Per la docente, “tali accordi, se realizzati, potrebbero costituire un precedente per altre nazioni e contribuire alla definizione di norme e regolamenti internazionali. Affrontare i rischi associati all’AI richiede una cooperazione globale e un impegno condiviso su linee guida etiche per garantire uno sviluppo e un impiego responsabile di queste tecnologie”.
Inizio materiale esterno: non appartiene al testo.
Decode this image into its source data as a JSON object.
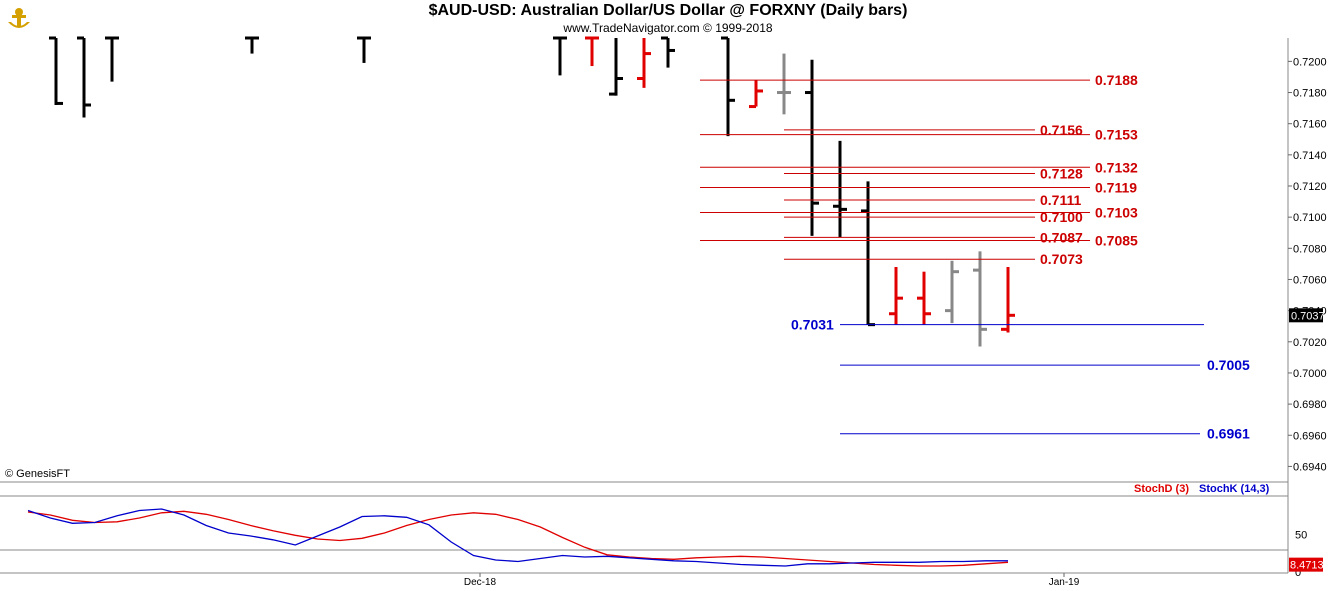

Oggi, l’ambasciatrice Bonnie Jenkins, sottosegretario di Stato per il Controllo degli Armamenti e la Sicurezza Internazionale, è a New York per presentare alle Nazioni Unite la “Political Declaration on Responsible Military Use of Artificial Intelligence and Autonomy”. “A sostegno della priorità del presidente di sfruttare in modo responsabile i benefici dell’AI, mitigandone al contempo i rischi, la dichiarazione politica invita gli Stati a impegnarsi in un dialogo collaborativo e multilaterale con prospettive diverse per affrontare l’intera gamma di questioni legate agli usi militari dell’IA e dell’autonomia”, spiega il dipartimento di Stato in una nota per la stampa. Con Jenkins ci sarà anche la collega che si occupa di Controllo degli Armamenti, Verifica e Conformità Mallory Stewart che nei giorni scorsi ha ospitato a Washington il suo omologo cinese Sun Xiaobo.